Fraglos lässt sich bei Persönlichkeiten wie Kohl das politische Vermächtnis nicht vom Privatmenschen trennen. Es gehörte ja zu seinen Besonderheiten, Weltpolitik in quasi familiärem Umfeld zu kultivieren – die Gespräche des Kanzlers mit dem damaligen sowjetischen Generalsekretär Michail Gorbatschow im Sommer 1990 beispielsweise machten als »Strickjackendiplomatie« den Weg frei für die deutsche Wiedervereinigung.

Verbittert bis zuletzt

Bestürzend ist aber, was sich in den Tagen nach dem 16. Juni abspielte. Nicht nur, dass der schon seit Jahren schwelende innerfamiliäre Streit zwischen Kohls Söhnen aus erster Ehe und seiner Witwe erneut hochkochte und der stets für Empörung empfänglichen Boulevardpresse Stoff für Schlagzeilen lieferte. Ausgerechnet der »Kanzler der deutschen Einheit« soll seinem Vaterland testamentarisch verweigert haben, ihm mit einem Staatsakt die letzte Ehre zu erweisen. Für die Feierstunde am Samstag im Europäischen Parlamentsgebäude in Straßburg gab es bis jetzt nicht einmal ein Vorbild.

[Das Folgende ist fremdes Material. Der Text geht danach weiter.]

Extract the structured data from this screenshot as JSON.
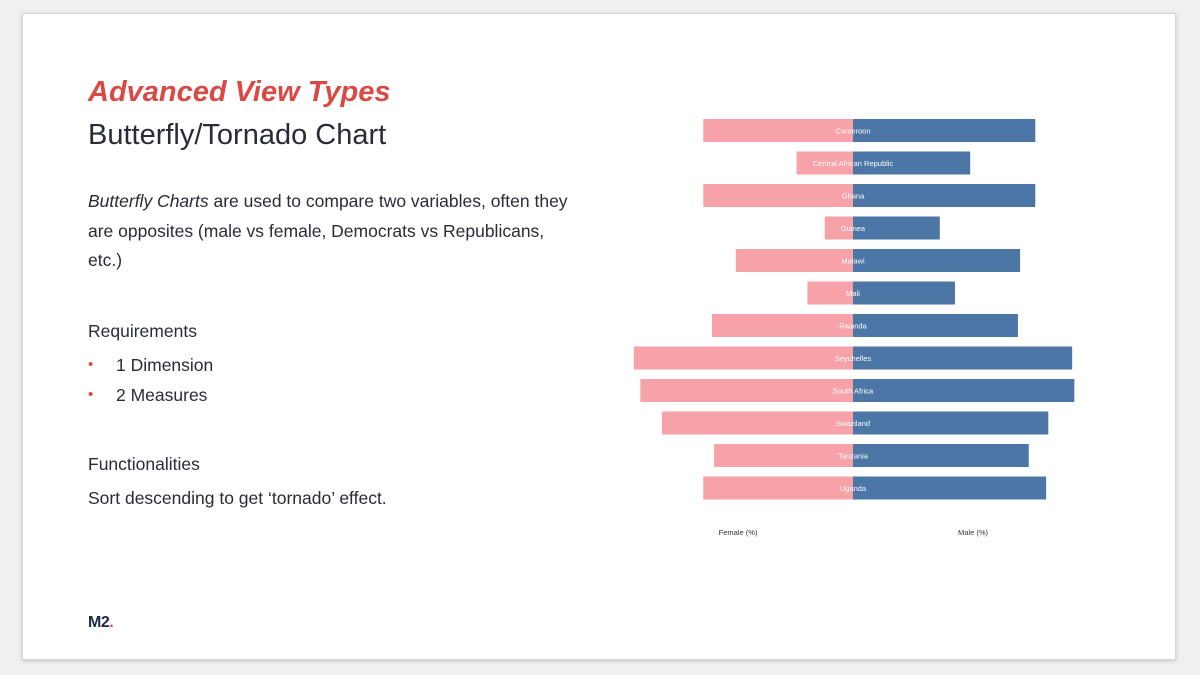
{
  "slide": {
    "kicker": "Advanced View Types",
    "title": "Butterfly/Tornado Chart",
    "description": {
      "emphasis": "Butterfly Charts",
      "rest": " are used to compare two variables, often they are opposites (male vs female, Democrats vs Republicans, etc.)"
    },
    "requirements": {
      "heading": "Requirements",
      "items": [
        "1 Dimension",
        "2 Measures"
      ],
      "bullet_glyph": "•"
    },
    "functionalities": {
      "heading": "Functionalities",
      "text": "Sort descending to get ‘tornado’ effect."
    },
    "logo": {
      "text": "M2",
      "dot": "."
    }
  },
  "chart_data": {
    "type": "bar",
    "orientation": "horizontal-diverging",
    "categories": [
      "Cameroon",
      "Central African Republic",
      "Ghana",
      "Guinea",
      "Malawi",
      "Mali",
      "Rwanda",
      "Seychelles",
      "South Africa",
      "Swaziland",
      "Tanzania",
      "Uganda"
    ],
    "series": [
      {
        "name": "Female (%)",
        "color": "#f7a1a9",
        "values": [
          69,
          26,
          69,
          13,
          54,
          21,
          65,
          101,
          98,
          88,
          64,
          69
        ]
      },
      {
        "name": "Male (%)",
        "color": "#4b76a5",
        "values": [
          84,
          54,
          84,
          40,
          77,
          47,
          76,
          101,
          102,
          90,
          81,
          89
        ]
      }
    ],
    "grid": false,
    "legend": "none"
  }
}
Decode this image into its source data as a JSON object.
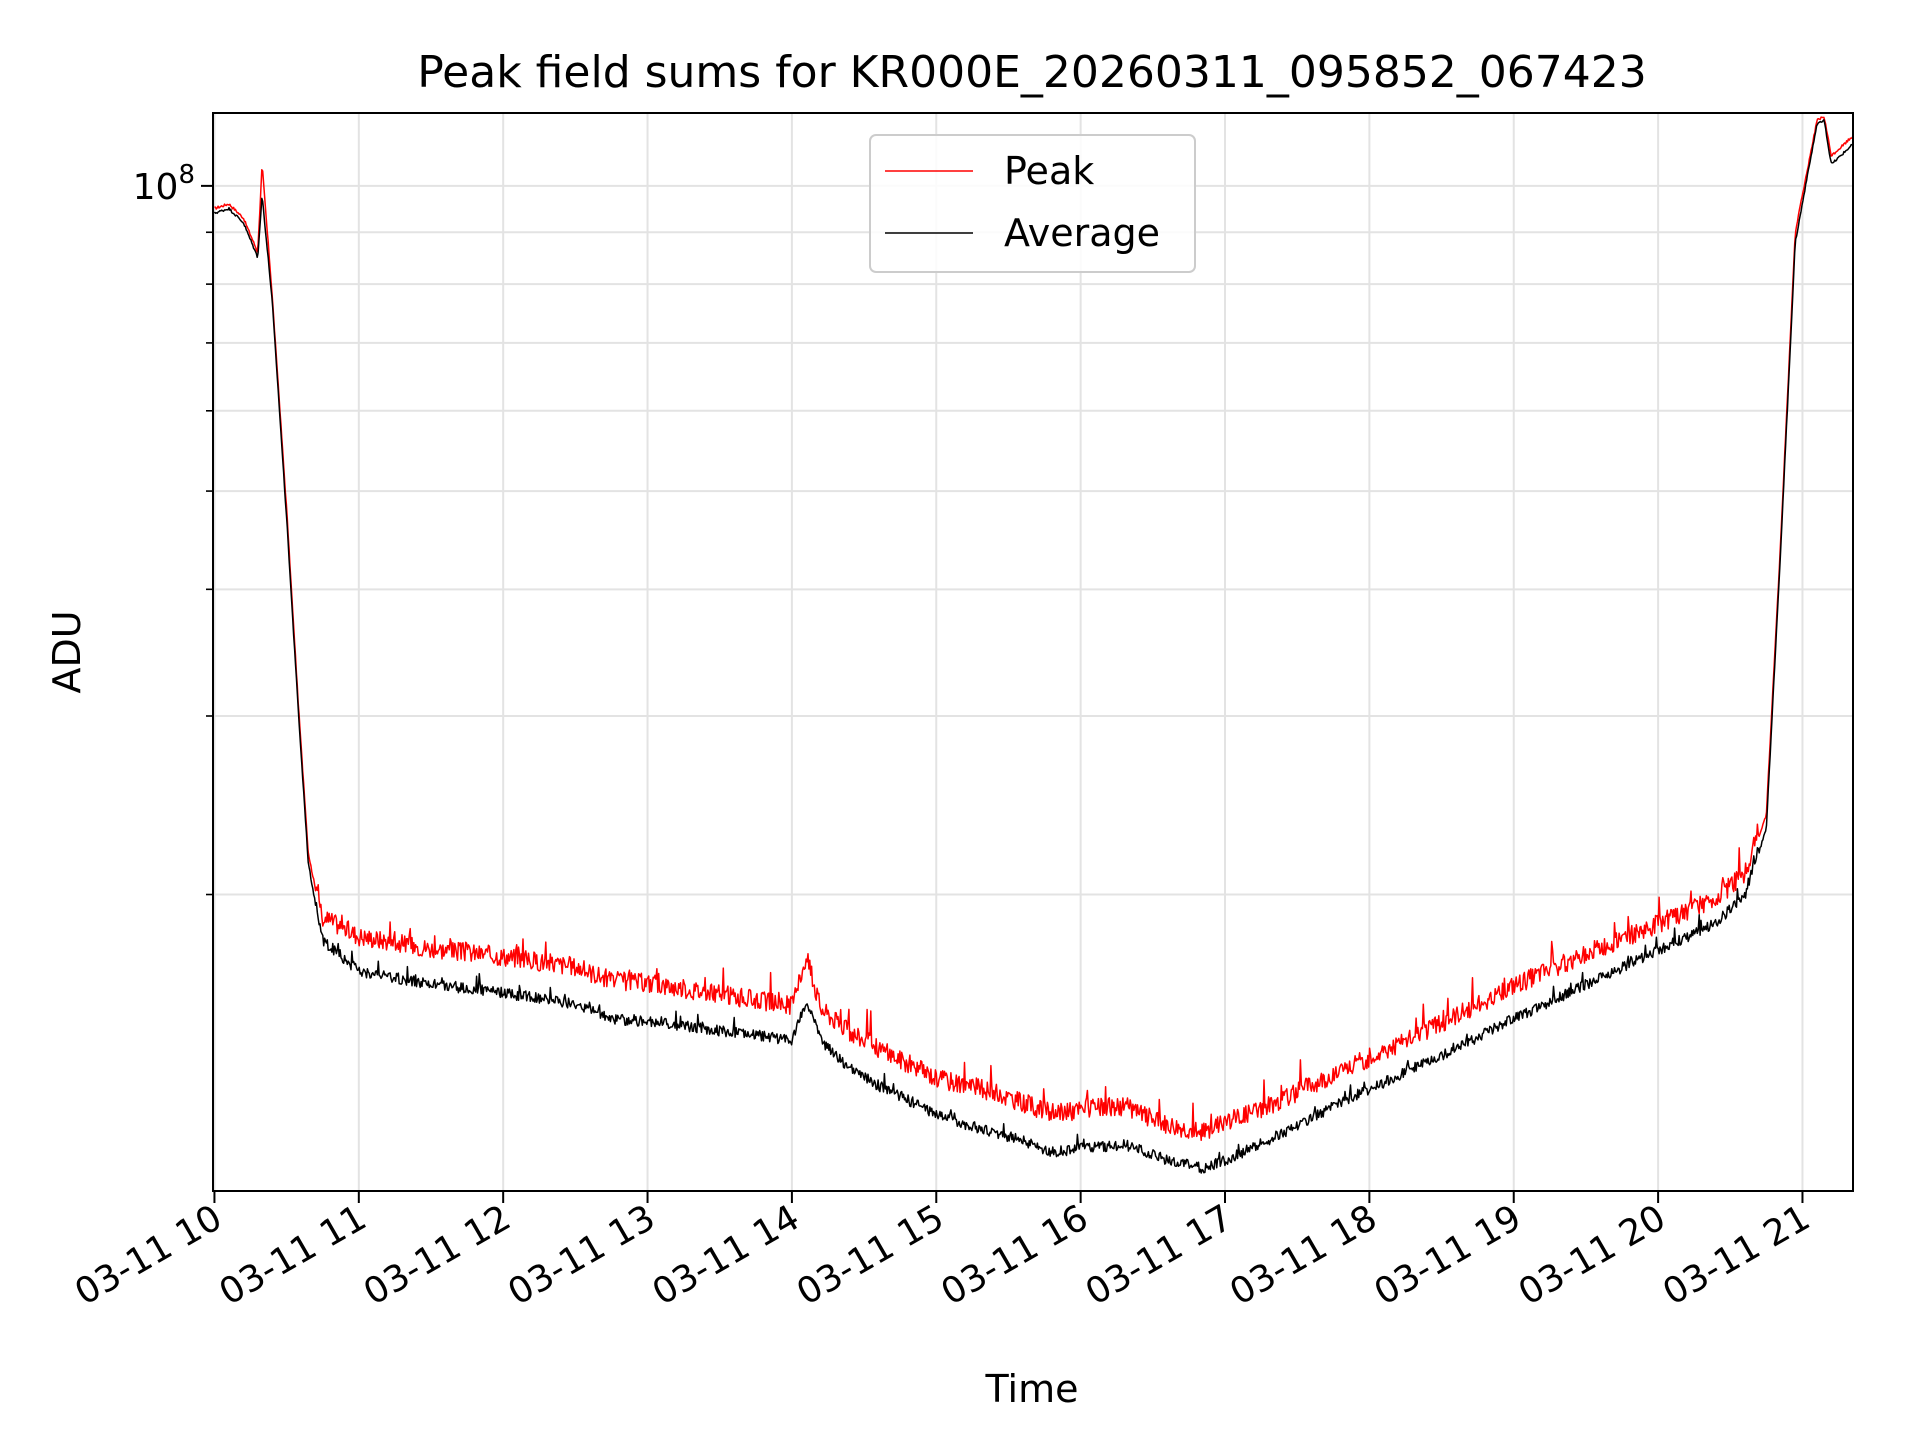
{
  "chart_data": {
    "type": "line",
    "title": "Peak field sums for KR000E_20260311_095852_067423",
    "xlabel": "Time",
    "ylabel": "ADU",
    "yscale": "log",
    "ylim": [
      10200000,
      118000000
    ],
    "xlim": [
      9.99,
      21.35
    ],
    "x_unit": "hour of day 2026-03-11",
    "grid": true,
    "legend_position": "upper center",
    "x_ticks": [
      {
        "value": 10,
        "label": "03-11 10"
      },
      {
        "value": 11,
        "label": "03-11 11"
      },
      {
        "value": 12,
        "label": "03-11 12"
      },
      {
        "value": 13,
        "label": "03-11 13"
      },
      {
        "value": 14,
        "label": "03-11 14"
      },
      {
        "value": 15,
        "label": "03-11 15"
      },
      {
        "value": 16,
        "label": "03-11 16"
      },
      {
        "value": 17,
        "label": "03-11 17"
      },
      {
        "value": 18,
        "label": "03-11 18"
      },
      {
        "value": 19,
        "label": "03-11 19"
      },
      {
        "value": 20,
        "label": "03-11 20"
      },
      {
        "value": 21,
        "label": "03-11 21"
      }
    ],
    "y_major_ticks": [
      {
        "value": 100000000,
        "base": "10",
        "exp": "8"
      }
    ],
    "y_minor_ticks": [
      20000000,
      30000000,
      40000000,
      50000000,
      60000000,
      70000000,
      80000000,
      90000000
    ],
    "series": [
      {
        "name": "Peak",
        "color": "#ff0000",
        "x": [
          10.0,
          10.1,
          10.2,
          10.3,
          10.33,
          10.4,
          10.5,
          10.58,
          10.65,
          10.75,
          11.0,
          11.5,
          12.0,
          12.5,
          12.75,
          13.0,
          13.5,
          14.0,
          14.1,
          14.2,
          14.4,
          14.6,
          15.0,
          15.3,
          15.6,
          15.8,
          16.0,
          16.3,
          16.6,
          16.85,
          17.0,
          17.3,
          17.6,
          18.0,
          18.5,
          19.0,
          19.5,
          20.0,
          20.4,
          20.6,
          20.75,
          20.85,
          20.95,
          21.1,
          21.15,
          21.2,
          21.35
        ],
        "y": [
          95000000,
          96000000,
          93000000,
          86000000,
          105000000,
          78000000,
          48000000,
          31000000,
          22000000,
          18600000,
          17800000,
          17300000,
          17000000,
          16600000,
          16100000,
          16000000,
          15600000,
          15200000,
          17000000,
          15100000,
          14300000,
          13800000,
          12900000,
          12600000,
          12200000,
          11900000,
          12000000,
          12100000,
          11600000,
          11400000,
          11700000,
          12100000,
          12700000,
          13500000,
          14600000,
          15900000,
          17100000,
          18300000,
          19400000,
          20500000,
          24000000,
          45000000,
          90000000,
          116000000,
          117000000,
          107000000,
          112000000
        ]
      },
      {
        "name": "Average",
        "color": "#000000",
        "x": [
          10.0,
          10.1,
          10.2,
          10.3,
          10.33,
          10.4,
          10.5,
          10.58,
          10.65,
          10.75,
          11.0,
          11.5,
          12.0,
          12.5,
          12.75,
          13.0,
          13.5,
          14.0,
          14.1,
          14.2,
          14.4,
          14.6,
          15.0,
          15.3,
          15.6,
          15.8,
          16.0,
          16.3,
          16.6,
          16.85,
          17.0,
          17.3,
          17.6,
          18.0,
          18.5,
          19.0,
          19.5,
          20.0,
          20.4,
          20.6,
          20.75,
          20.85,
          20.95,
          21.1,
          21.15,
          21.2,
          21.35
        ],
        "y": [
          94000000,
          95000000,
          92000000,
          85000000,
          98000000,
          77000000,
          47000000,
          30500000,
          21500000,
          17800000,
          16600000,
          16100000,
          15800000,
          15400000,
          14900000,
          14800000,
          14500000,
          14200000,
          15500000,
          14200000,
          13300000,
          12800000,
          12000000,
          11600000,
          11300000,
          11000000,
          11100000,
          11200000,
          10800000,
          10600000,
          10800000,
          11300000,
          11900000,
          12700000,
          13700000,
          14900000,
          16100000,
          17400000,
          18500000,
          19700000,
          23300000,
          44000000,
          88000000,
          115000000,
          116000000,
          105000000,
          110000000
        ]
      }
    ]
  }
}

Mag sein, dass sich Helmut Kohl auf diese Weise für die zweifellos zahlreichen und manchmal unverdienten Kränkungen und Verletzungen revanchieren wollte; dass er, Feinden wie Freunden gegenüber, nachtragend war, ist kein Geheimnis. Dass auch nach Kohls Tod einer versöhnlichen Geste, sei es auf politischer wie auf familiärer Ebene, bislang keine Chance gegeben wurde, trägt jedoch fast die Züge einer alten griechischen Tragödie.

Die Lebensreise Helmut Kohls war keine Odyssee, eine Entwurzelung blieb dem Heimatverbundenen erspart. Er hinterließ den Weiterlebenden die öffentliche Tragödie nach seinem Tod.